Growing old is a good thing. It is like cold steel turning malleable, it is like harsh jagged edges of rocks getting rounded by the consistent onslaught of the seas and the winds. Growing older is about replacing my original beliefs about changing the world with uncomfortable thoughts about my own immortality, my own super stardom. Maybe I am not the only superman walking the earth! Maybe I don't have the kind of time I initially thought I had. Maybe I don't have the credits and bonus points in my kitty to go on fighting monsters and hidden enemies of the world forever.
The years as they pass by lend relevance to what the masters have said before... Maybe some bit of what happens in my life is also because of me. Maybe those who have run away have run away because I am the kind of person who makes them kind of people run away. Maybe those who tag along tag along because there is something in me that glues them to me.

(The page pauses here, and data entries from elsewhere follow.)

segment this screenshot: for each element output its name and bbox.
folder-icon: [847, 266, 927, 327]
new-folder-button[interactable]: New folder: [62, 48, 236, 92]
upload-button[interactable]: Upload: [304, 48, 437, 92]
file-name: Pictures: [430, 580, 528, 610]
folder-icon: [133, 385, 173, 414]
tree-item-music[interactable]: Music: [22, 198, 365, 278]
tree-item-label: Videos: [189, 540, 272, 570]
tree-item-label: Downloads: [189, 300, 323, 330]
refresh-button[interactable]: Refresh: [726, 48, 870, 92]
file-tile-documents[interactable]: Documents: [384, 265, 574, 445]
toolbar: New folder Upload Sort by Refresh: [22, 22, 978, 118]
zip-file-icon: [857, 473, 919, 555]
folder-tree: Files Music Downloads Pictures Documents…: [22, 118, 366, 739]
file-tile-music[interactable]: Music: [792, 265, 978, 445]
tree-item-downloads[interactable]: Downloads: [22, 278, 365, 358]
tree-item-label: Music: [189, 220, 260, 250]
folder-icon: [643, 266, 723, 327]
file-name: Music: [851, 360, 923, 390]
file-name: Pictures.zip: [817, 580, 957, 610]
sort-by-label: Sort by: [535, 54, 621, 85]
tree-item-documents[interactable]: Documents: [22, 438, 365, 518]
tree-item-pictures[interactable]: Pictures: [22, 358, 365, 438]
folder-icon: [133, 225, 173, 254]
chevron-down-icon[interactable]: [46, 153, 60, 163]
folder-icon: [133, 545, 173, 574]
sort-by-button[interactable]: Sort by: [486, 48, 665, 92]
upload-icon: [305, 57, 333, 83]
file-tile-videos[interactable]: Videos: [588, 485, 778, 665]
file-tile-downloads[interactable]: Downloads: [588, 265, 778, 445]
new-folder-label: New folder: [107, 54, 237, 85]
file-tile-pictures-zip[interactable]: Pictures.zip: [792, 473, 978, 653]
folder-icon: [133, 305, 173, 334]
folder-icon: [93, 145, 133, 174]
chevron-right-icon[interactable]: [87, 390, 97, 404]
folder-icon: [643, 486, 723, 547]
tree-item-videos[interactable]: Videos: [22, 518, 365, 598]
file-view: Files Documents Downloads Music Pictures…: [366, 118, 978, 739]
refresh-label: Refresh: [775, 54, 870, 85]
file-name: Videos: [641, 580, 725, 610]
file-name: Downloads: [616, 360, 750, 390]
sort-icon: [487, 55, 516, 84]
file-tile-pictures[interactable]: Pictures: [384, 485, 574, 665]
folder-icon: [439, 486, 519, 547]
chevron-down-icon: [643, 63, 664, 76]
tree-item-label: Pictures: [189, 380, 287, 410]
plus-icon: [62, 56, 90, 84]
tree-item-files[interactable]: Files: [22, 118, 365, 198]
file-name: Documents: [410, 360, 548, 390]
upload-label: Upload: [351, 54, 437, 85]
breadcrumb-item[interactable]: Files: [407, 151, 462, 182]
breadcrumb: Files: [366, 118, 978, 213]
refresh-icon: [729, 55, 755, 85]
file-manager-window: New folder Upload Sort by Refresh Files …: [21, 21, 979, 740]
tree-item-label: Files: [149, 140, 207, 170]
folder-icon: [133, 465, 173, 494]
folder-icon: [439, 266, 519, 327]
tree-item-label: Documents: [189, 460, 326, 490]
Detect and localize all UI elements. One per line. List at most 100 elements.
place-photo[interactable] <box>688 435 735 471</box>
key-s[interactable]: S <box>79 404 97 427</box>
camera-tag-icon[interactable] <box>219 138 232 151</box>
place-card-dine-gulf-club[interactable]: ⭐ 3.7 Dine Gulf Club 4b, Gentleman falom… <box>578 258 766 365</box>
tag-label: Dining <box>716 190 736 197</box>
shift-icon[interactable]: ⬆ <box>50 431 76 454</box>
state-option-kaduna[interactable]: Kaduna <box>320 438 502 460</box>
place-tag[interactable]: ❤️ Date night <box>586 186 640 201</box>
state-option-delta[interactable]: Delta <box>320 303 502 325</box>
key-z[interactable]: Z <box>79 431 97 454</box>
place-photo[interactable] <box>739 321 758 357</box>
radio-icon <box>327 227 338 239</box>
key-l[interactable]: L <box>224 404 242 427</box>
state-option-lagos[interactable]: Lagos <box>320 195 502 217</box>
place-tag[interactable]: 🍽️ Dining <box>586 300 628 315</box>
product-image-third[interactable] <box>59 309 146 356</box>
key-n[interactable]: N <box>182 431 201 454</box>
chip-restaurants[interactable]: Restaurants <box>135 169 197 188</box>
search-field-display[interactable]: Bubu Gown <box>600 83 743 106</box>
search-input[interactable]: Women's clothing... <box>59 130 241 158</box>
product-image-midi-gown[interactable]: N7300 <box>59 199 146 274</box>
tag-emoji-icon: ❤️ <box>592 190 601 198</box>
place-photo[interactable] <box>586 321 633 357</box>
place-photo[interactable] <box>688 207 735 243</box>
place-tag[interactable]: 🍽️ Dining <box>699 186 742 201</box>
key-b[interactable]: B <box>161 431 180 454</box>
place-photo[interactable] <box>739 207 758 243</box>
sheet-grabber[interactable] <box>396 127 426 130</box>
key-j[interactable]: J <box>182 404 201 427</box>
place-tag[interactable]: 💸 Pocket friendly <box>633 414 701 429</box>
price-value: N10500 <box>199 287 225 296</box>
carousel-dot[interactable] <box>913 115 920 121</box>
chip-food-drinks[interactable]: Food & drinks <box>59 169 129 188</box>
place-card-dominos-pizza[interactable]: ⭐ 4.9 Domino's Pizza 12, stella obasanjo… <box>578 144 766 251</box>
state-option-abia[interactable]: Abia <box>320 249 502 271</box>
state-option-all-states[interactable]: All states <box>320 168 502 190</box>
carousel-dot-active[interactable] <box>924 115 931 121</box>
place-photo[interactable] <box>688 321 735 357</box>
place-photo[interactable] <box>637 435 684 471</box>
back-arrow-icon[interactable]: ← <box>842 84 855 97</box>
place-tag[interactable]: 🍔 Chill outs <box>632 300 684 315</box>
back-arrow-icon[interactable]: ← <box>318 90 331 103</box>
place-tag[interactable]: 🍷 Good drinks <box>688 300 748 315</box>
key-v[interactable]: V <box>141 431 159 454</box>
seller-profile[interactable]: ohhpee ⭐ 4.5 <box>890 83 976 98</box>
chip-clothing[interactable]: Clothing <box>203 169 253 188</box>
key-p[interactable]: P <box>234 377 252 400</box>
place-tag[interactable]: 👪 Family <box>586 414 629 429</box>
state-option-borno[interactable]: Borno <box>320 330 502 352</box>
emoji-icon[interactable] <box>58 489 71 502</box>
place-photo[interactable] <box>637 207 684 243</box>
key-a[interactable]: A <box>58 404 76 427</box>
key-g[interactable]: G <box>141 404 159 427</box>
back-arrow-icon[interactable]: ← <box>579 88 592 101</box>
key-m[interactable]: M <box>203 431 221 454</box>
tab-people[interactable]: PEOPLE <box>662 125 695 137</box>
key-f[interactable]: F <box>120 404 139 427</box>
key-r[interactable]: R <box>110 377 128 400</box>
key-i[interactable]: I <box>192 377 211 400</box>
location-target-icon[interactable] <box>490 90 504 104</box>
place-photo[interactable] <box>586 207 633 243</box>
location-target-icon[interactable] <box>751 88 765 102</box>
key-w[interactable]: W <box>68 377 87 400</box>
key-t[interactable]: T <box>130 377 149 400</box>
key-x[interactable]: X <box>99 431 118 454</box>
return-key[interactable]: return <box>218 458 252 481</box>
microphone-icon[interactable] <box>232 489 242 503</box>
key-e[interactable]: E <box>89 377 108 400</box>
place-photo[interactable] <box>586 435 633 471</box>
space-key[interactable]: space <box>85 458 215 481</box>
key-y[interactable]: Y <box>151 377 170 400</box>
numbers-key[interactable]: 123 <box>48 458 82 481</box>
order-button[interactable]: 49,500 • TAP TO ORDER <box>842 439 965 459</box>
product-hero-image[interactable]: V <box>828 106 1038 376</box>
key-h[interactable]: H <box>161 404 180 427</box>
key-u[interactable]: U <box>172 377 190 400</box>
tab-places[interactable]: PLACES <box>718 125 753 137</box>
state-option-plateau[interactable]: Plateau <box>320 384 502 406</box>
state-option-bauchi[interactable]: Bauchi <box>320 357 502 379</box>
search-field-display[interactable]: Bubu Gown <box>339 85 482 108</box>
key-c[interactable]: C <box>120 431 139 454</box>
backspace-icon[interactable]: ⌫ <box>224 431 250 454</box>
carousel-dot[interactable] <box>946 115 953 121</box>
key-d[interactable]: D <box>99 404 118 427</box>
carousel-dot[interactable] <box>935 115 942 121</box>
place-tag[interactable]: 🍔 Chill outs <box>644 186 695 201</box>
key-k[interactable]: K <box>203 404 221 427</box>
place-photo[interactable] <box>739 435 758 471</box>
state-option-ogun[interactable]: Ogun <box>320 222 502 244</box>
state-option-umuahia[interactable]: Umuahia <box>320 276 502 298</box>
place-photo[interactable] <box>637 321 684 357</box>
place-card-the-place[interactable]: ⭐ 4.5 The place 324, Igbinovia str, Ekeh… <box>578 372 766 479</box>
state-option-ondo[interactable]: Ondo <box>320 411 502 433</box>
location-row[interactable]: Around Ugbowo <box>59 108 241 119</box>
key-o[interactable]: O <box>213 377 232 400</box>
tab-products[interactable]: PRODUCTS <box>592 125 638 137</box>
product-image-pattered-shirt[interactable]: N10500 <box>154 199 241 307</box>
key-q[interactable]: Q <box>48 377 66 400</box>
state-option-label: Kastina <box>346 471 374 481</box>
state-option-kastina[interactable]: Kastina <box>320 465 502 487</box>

I am good for some not good for some.
The rage of youth and the extreme urge to bracket others into good and bad, right and wrong, dumb or bright, poor our rich, educated or illiterate, like me and hence good, unlike me and hence bad etc. is giving way to silent consistent probing about myself.
The years ahead will see me taking on the demons in me more often. I realize that when I hate less...I find that there is more space to love. Love is something that helps make life happier, hatred is like a handheld 3g device, it generates to much heat and drains the batteries lot faster. Love is slower, helps you live longer.